In September 2024, the environmental consulting firm GSI International issued a report commissioned by SIA saying the contamination likely stemmed from the airport’s firefighting training operations.
Michael Folsom, Spokane County’s legal council, responded to Acklam with “surprise,” saying the county could not be held responsible for the cleanup because the manufacturers of the firefighting compound had not disclosed to the public that PFAS was toxic.
“While the county seeks to fulfill its potential responsibilities related to the SIA site, it was surprised to receive Ecology’s letter for several reasons,” Folsom wrote in a July 15 letter.
Those reasons:
- Ecology had already identified the airport as a liable party
- SIA was cooperating with the state-mandated cleanup
- SIA is governed by the Airport Board (which is partly made up of top city and county officials), and
- Ecology’s own guidance asks site managers to identify liable parties “before entering into negotiations of” a cleanup order, which the department issued to SIA two years ago
Folsom noted the Federal Aviation Administration (FAA) required the airport to use the chemicals in its firefighting training, saying the county was not responsible for the pollution.

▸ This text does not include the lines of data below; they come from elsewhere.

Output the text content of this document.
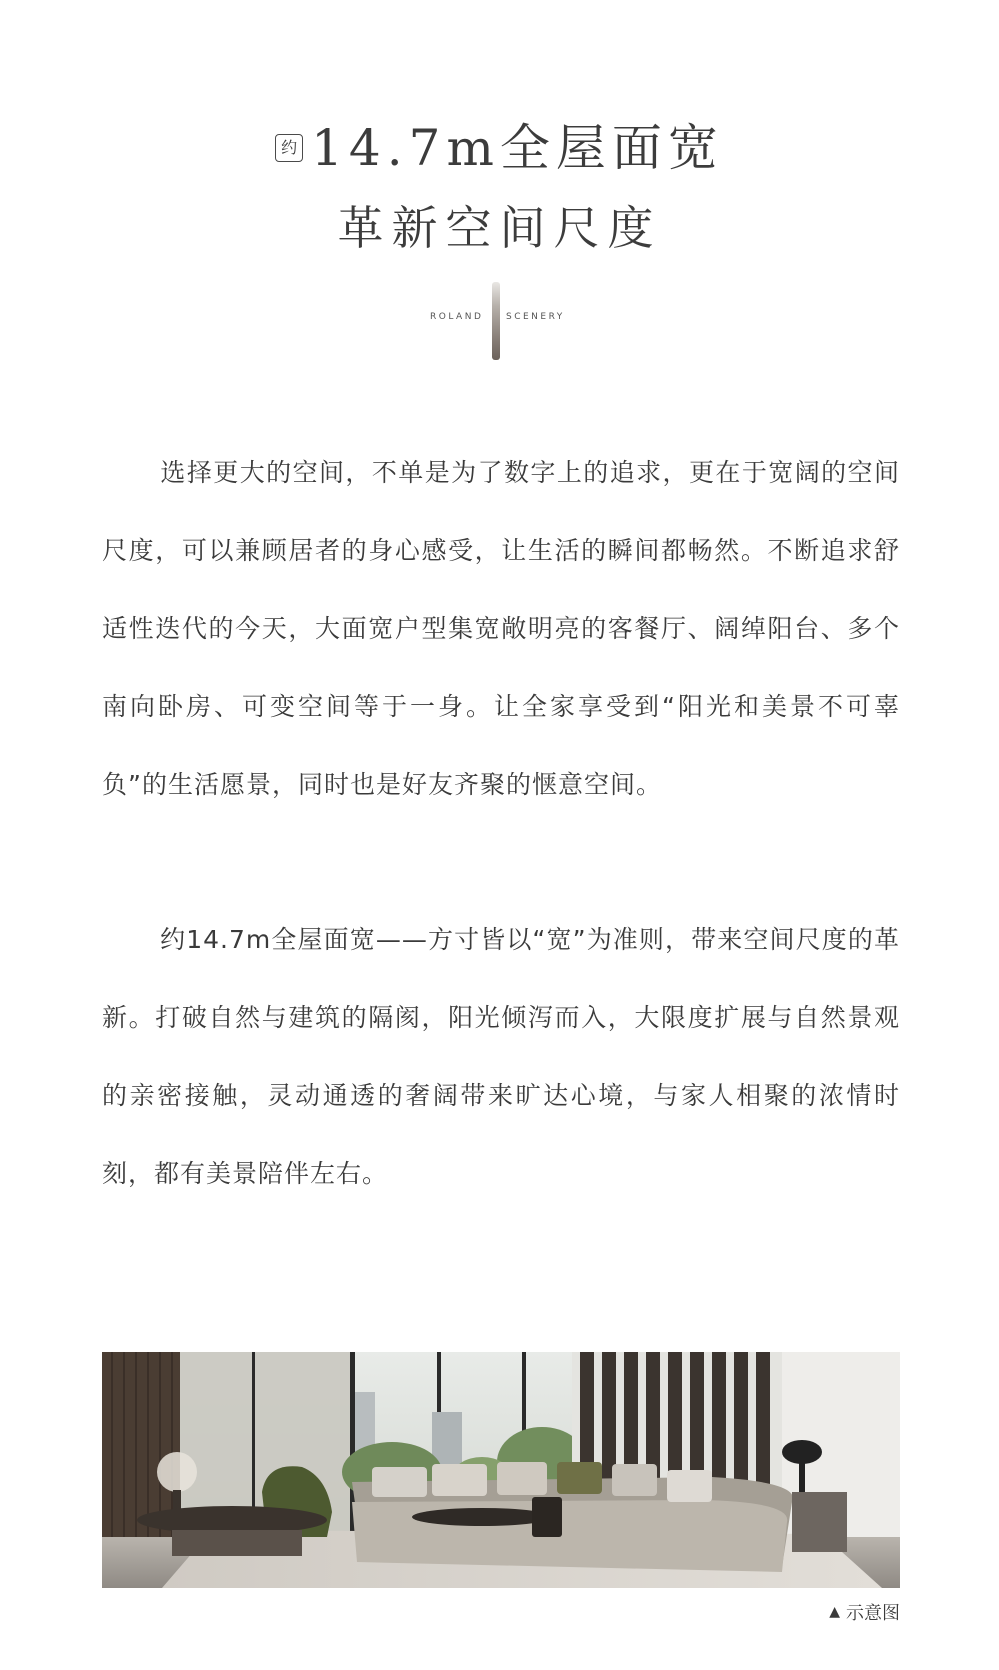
约 14.7m全屋面宽
革新空间尺度
ROLAND	SCENERY
选择更大的空间，不单是为了数字上的追求，更在于宽阔的空间尺度，可以兼顾居者的身心感受，让生活的瞬间都畅然。不断追求舒适性迭代的今天，大面宽户型集宽敞明亮的客餐厅、阔绰阳台、多个南向卧房、可变空间等于一身。让全家享受到“阳光和美景不可辜负”的生活愿景，同时也是好友齐聚的惬意空间。
约14.7m全屋面宽——方寸皆以“宽”为准则，带来空间尺度的革新。打破自然与建筑的隔阂，阳光倾泻而入，大限度扩展与自然景观的亲密接触，灵动通透的奢阔带来旷达心境，与家人相聚的浓情时刻，都有美景陪伴左右。
▲ 示意图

Acklam responded to Folsom’s concerns in his August 21 letter saying, “The process set out in that document is not the only approach to PLP [potentially liable person] naming. Ecology has determined that naming additional PLPs now will facilitate cleanup of this contaminated site.”
Spokane County spokesperson Pat Bell did not immediately respond to questions about whether the county wants to challenge Ecology’s decision.
Like Spokane City Administrator Scott did regarding WMD, Folsom asked Acklam to also name Fairchild as a liable party for the SIA cleanup.
Fairchild had also contaminated some West Plains aquifers with the same chemicals in similar firefighting drills, and the Air Force is managing its own cleanup of that site — which lies about two miles from SIA — under federal law. When Fairchild found its contamination in 2017, it immediately told local governments about it and created a modest water provision program for some of the affected areas.
By contrast, when SIA discovered its own contamination the same year, it kept that information from the public for years until it was forced to disclose its well test result after a community activist requested them in 2022.
Scott’s and Folsom’s pushback repeats history: when Ecology initially said SIA must clean up the contamination in 2023, the airport hired Washington DC lawyer Jeffrey Longsworth, who penned a letter demanding Ecology retract its decision. When Ecology refused, the airport continued trying to thwart its enforcement, saying the FAA didn’t allow it to spend revenue on environmental cleanups. The Spokesman’s Amanda Sullender reported that wasn’t necessarily true: the FAA had given the airport its blessing to comply with the cleanup order.
Acklam noted in his letters that if the liable parties don’t cooperate with Ecology, the agency can levy a $25,000 fine for every day of noncompliance.
COMING PFAS DEVELOPMENTS: The next PFAS Task Force meeting is tentatively scheduled for September 17 at the Spokane County Sheriff’s Office Regional Training Center in Medical Lake.
Additionally, Spokane County may put a measure on ballots for the August 2026 election that would create a protection district for groundwater under the West Plains. Similar to the Spokane Valley Rathdrum Prairie Aquifer Protection District, which was first established in 1985, the measure would add a small fee to property taxes in the district to allow local governments to monitor and address contamination.
Editor’s note: This story has been corrected to say the city said the airport is primarily responsible for the PFAS cleanup.